Come on Granddad: Hold My Hand, by Ted Evans, Worthside Holdings, £12.99
Come on Granddad: Hold My Hand is a progressively harrowing story told through the thoughts of David Stephens, a prosperous Yorkshire businessman who becomes afflicted with Alzheimer’s Disease in his early 60s.
Most of the 258-page novel consists of David’s internal narrative as he silently strives to recount what happened to him. He describes events, recalls conversations and re-enacts the lows of married life with his gold-digging wife Phoebe and the highs enjoyed with his carer and lover Constance.
These passages are linked by paragraphs in italics, in which the dying David, struggling to remember and arrange his thoughts, relives moments with his grandchildren, his daughter Hannah and his faithful Constance: “She’s lifting me up, this bag of skin and bones and holding me tight as though I was her treasured possession. Oh those lips again, that caress, that warmth. My whole body is coming alive. Oh I do love her. Tell her, tell her, come on you can do it; say I love you. I can, I can, I can, ‘I love you...’”
Written by Haworth businessman and novelist Ted Evans, who has witnessed the ravages of this form of dementia – watching a friend of 40 years and his wife struggling to cope with the consequences – its publication is timely.
For it happens to coincide with a Bupa project on spotting the early signs of dementia, supported by Strictly Come Dancing judge Arlene Phillips whose father Abraham died from Alzheimer’s.

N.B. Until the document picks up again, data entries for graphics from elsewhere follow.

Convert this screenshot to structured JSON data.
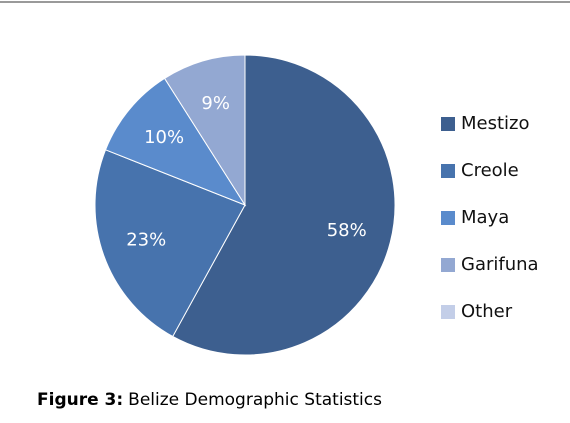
{
  "chart_data": {
    "type": "pie",
    "categories": [
      "Mestizo",
      "Creole",
      "Maya",
      "Garifuna",
      "Other"
    ],
    "values": [
      58,
      23,
      10,
      9,
      0
    ],
    "value_labels": [
      "58%",
      "23%",
      "10%",
      "9%",
      null
    ],
    "colors": [
      "#3d5f8f",
      "#4773ad",
      "#5a8bcc",
      "#93a8d2",
      "#c3cee8"
    ],
    "legend": "right"
  },
  "caption": {
    "label": "Figure 3:",
    "text": "Belize Demographic Statistics"
  }
}
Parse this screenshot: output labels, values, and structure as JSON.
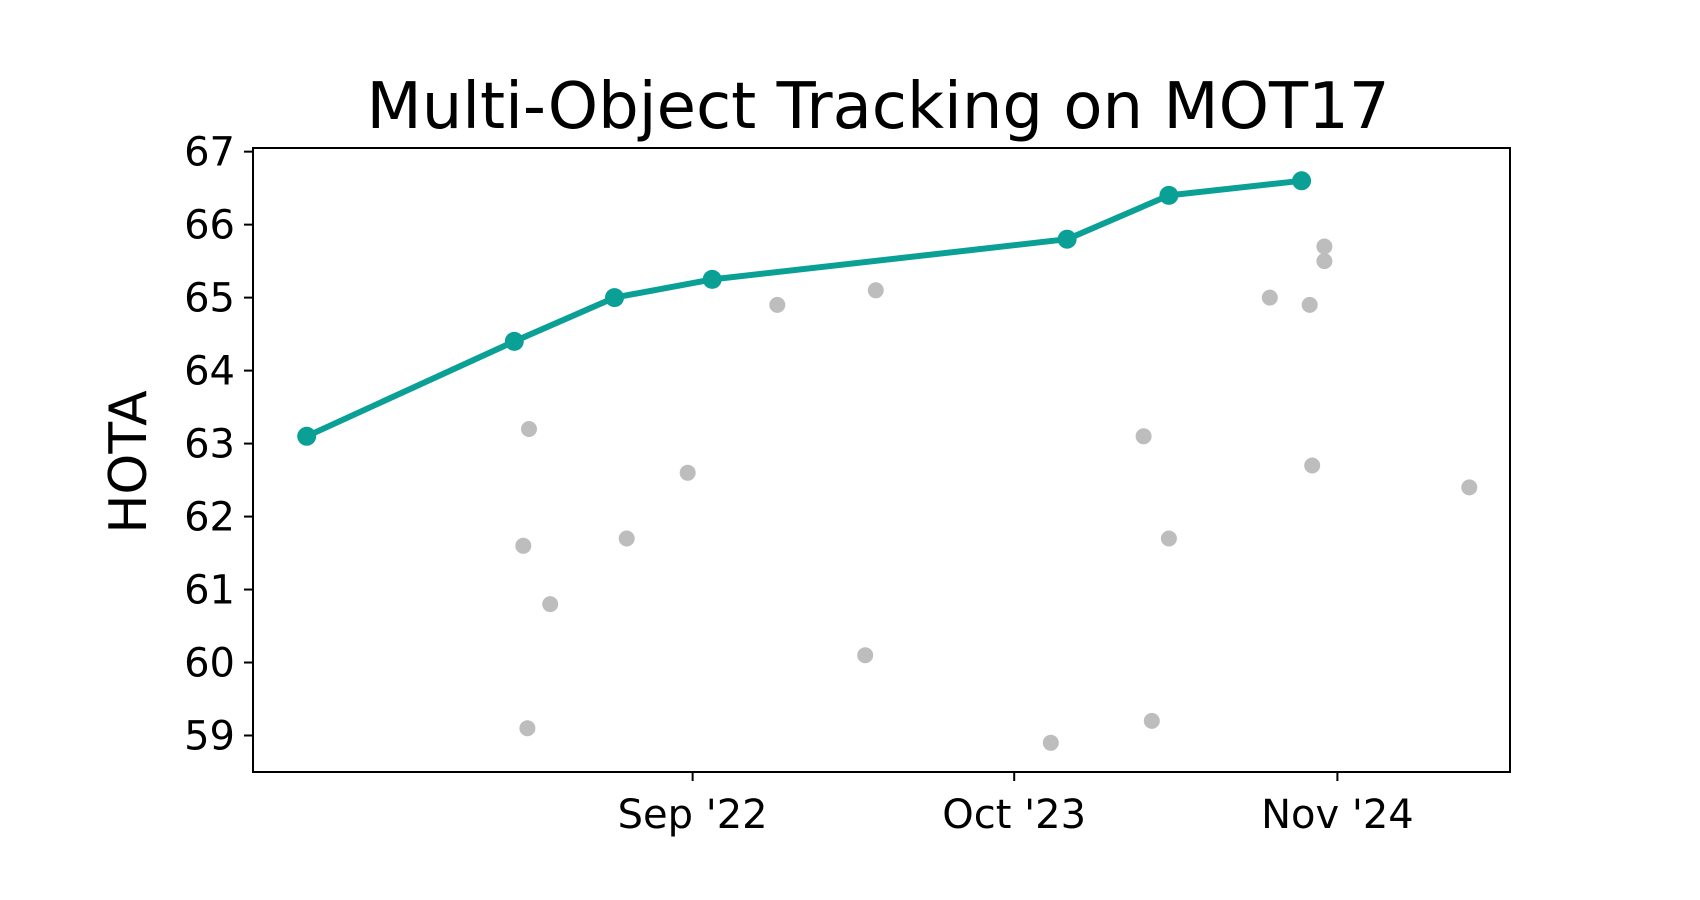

Millionaire David Stephens treats the workforce at his engineering works with consideration, makes shrewd and profitable business decisions and enjoys a pleasurable, independent lifestyle: hard work, good cars, fast women.
He agrees to marry the sexually voracious Phoebe after she announces she is seven weeks pregnant – and lives to regret it in more ways than one.
He quickly learns to be wary of his wife’s lust for money and secretly alters his will, making her an allowance of £1,500 a week for life; but blocking her claims on his business and other assets. These he transfers to Constance, his real love who stands by him in his years of trial and tribulation.
Most of the book depicts the battle between good and evil, represented by Hannah and Constance on the side of the angels, and the scheming Phoebe who bribes doctors into sectioning her husband in a Humberside hell-hole. Hannah and David’s long-standing friend and doctor James eventually get him out, but only after weeks of humiliation.
There are right ways and wrong ways of responding to dementia. Hannah and Constance – patient, attentive, caring – embody the right way. Phoebe – condescending, selfish and cruel – embodies the wrong way.
In previous books Ted Evans has had trouble organising his writing. Primarily he’s a natural born story teller, not a writer. That said, when in flow he can depict a scene, deliver dialogue, describe landscape in Yorkshire or France, in a way that compels attention pleasurably.
In previous novels his main character narrates the story to a fictional reporter, based on real-life T&A journalist Clive White, in the role of passive listener. As a device it worked well enough in the adventure thriller II PY; thereafter it struck me as intrusive and unnecessary, performing no vital function in the telling of the story.
Thankfully, Mr Evans has dispensed with that device for this book. The first 100 pages are peculiarly enjoyable; thereafter, David’s story gets darker as he loses self-confidence, suffers memory loss and the control of his life slips out of his hands.There are an estimated 800,000 Davids in the UK. How many have a Hannah, Constance or friendly doctor to stand by them?
On the back cover there’s a pledge that for every copy sold £1 will be donated to Alzheimer’s sufferers and their families.